Cathay Gets In; Tan Yields PAL Control

Manila Standard
Saturday, December 5, 1998
By JAY-ANNE DANCEL AND LEE ANN PATTUGALAN

President Estrada was able to coax Cathay Pacific Airways Ltd. back to the negotiating table yesterday to finalize the latter's entry into Philippine Airlines as a strategic partner with a 40 percent stake.

In return, taipan Lucio Tan removed the first of two roadblocks which had stalled the deal. Tan conceded to an immediate management takeover of the local airline before any actual cash infusion by the foreign carrier.

Cathay then agreed to honor the terms of a referendum which would prevent the retrenchment of some 3,000 PAL employees. As a result, the agreement which was considered dead just two days ago can now be considered done.

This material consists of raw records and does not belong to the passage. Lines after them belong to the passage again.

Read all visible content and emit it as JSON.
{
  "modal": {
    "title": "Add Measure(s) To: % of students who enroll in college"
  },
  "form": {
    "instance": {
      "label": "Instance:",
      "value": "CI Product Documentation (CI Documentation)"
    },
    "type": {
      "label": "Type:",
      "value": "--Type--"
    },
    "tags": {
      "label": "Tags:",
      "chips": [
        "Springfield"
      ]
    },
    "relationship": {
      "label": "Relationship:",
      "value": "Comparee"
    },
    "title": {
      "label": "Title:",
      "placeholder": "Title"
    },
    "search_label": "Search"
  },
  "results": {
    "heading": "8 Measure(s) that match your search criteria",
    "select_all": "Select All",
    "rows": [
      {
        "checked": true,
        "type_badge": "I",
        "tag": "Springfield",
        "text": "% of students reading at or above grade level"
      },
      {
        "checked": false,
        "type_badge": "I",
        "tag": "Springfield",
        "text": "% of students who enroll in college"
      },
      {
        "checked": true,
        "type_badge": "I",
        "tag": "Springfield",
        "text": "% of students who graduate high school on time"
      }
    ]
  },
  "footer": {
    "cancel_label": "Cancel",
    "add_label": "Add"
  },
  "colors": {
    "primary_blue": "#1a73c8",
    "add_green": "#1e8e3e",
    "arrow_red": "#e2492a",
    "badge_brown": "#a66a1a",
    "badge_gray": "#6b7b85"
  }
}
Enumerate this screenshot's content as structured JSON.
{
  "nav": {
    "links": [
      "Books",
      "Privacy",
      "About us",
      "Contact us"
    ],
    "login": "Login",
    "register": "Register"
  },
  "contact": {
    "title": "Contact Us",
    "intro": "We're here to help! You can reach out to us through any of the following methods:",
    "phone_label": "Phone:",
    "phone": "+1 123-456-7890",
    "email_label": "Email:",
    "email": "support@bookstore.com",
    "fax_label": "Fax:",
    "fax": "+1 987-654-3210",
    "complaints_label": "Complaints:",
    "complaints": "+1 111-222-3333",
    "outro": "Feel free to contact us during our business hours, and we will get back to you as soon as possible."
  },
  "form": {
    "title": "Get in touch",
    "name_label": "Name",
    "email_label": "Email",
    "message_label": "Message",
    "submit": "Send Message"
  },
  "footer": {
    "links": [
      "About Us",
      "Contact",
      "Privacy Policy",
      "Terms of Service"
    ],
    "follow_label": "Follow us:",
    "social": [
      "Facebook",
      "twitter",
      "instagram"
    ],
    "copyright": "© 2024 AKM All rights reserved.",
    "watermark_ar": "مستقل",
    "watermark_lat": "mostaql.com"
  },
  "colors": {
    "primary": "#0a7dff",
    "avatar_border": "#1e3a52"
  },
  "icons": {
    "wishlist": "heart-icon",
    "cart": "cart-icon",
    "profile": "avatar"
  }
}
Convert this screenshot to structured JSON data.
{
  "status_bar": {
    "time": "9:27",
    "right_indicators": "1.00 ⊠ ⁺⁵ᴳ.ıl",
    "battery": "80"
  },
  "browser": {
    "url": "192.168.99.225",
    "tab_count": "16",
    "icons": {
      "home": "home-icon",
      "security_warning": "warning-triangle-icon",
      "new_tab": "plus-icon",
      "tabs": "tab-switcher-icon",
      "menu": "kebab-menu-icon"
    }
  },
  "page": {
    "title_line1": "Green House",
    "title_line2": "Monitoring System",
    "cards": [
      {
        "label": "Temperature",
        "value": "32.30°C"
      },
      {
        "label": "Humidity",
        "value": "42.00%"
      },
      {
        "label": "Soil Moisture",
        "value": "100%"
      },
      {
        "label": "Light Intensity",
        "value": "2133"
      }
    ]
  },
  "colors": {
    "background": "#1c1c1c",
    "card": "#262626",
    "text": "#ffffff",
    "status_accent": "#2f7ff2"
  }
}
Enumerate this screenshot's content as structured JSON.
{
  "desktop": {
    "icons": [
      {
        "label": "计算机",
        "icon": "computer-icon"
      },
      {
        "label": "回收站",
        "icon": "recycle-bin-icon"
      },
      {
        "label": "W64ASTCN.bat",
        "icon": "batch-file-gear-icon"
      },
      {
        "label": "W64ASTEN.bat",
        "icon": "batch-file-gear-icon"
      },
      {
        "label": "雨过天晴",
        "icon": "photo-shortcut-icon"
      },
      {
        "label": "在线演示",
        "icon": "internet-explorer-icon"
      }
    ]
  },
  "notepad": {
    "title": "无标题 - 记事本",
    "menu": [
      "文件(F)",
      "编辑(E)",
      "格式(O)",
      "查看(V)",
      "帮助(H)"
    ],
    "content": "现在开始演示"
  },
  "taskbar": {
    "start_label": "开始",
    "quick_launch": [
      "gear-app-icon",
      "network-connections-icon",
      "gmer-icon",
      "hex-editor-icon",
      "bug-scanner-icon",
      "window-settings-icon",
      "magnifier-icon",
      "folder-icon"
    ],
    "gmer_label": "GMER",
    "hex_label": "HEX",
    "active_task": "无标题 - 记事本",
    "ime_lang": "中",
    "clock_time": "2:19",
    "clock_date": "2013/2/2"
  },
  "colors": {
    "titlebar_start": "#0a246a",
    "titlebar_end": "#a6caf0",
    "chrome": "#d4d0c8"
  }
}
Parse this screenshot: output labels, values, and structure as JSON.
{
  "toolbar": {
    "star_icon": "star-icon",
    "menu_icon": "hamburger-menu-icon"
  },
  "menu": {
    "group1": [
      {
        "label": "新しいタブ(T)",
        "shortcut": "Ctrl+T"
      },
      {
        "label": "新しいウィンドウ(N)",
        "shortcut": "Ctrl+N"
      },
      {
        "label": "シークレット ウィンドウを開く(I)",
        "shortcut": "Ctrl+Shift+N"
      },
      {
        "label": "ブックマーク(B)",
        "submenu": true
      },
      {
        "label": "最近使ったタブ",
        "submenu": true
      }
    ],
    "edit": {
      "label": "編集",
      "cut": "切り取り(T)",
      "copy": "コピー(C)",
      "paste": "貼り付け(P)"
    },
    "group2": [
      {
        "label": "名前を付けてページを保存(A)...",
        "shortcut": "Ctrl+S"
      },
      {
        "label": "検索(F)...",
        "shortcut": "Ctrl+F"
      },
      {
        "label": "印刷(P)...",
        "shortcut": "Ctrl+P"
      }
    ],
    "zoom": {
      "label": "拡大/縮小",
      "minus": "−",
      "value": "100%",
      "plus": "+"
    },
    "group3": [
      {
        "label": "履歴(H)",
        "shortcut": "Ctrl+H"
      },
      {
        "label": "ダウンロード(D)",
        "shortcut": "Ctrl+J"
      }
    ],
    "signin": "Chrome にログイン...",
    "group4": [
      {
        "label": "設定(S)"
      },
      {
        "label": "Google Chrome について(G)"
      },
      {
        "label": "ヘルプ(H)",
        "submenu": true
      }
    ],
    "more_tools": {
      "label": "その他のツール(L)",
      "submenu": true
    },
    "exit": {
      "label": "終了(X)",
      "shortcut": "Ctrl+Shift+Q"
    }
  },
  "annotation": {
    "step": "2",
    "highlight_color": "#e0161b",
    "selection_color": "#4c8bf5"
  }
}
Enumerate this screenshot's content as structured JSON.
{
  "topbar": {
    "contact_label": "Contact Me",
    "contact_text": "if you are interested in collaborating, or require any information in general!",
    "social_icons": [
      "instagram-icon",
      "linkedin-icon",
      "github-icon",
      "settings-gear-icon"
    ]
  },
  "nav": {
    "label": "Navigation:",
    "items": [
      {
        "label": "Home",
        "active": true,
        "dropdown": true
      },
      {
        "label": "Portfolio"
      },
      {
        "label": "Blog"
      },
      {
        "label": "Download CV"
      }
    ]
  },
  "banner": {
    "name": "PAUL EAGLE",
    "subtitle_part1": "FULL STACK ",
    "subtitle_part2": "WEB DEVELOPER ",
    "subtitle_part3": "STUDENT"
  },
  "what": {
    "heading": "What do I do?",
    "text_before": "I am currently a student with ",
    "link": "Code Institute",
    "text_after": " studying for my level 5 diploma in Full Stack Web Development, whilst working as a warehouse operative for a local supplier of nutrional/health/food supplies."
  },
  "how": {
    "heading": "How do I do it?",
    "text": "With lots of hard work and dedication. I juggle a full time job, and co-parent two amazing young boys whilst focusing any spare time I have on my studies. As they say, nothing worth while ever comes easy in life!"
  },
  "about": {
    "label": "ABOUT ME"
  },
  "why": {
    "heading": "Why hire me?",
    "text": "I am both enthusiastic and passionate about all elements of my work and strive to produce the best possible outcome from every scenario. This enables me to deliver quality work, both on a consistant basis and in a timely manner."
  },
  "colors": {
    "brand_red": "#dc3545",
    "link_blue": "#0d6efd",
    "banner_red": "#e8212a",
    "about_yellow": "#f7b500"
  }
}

Cathay will now wait for Monday, when PAL is scheduled to submit its rehabilitation program to the Securities and Exchange Commission, before infusing the committed $100 million (P4 billion) equity investment in the national flag carrier.

Earlier, a MalacaƱang official said cash-strapped PAL could continue operating without relying on the resources of a foreign partner. Executive Secretary RonaIdo Zamora said this was bolstered by Thursday night's meeting between PAL's management and the airline's creditors.

"In a reply to our question when we discussed this last night with some representatives of creditors, they did not say that the loans will become due if PAL does not conclude an agreement with a foreign partner. So it is possible in the end, PAL will be rehabilitated by a stand-alone all-Filipino investor group," Zamora said.

He added the management of PAL was now looking at the possibility of presenting a stand-alone rehabilitation plan since separate negotiations with Cathay and United States-based Northwest Airlines for a possible merger had seemingly collapsed.

"I understand they are now confident enough about this stand-alone rehabilitation plan so that they are not even asking for an extension of the original deadline, which is supposed to end Dec. 7," Zamora said.

He also revealed that the management of the flag carrier had expressed confidence that they would have enough money to turn the airline around.

Zamora pointed out that PAL has been flying without any foreign investor over the last month, so it may be worthwhile to consider the credibility of a stand-alone rehabilitation and investment plan.

He said PAL was now considering an investment that would not require foreign partners since the airline's management fears there would not be enough "give" on the part of the foreign investors that would be commensurate to their "take."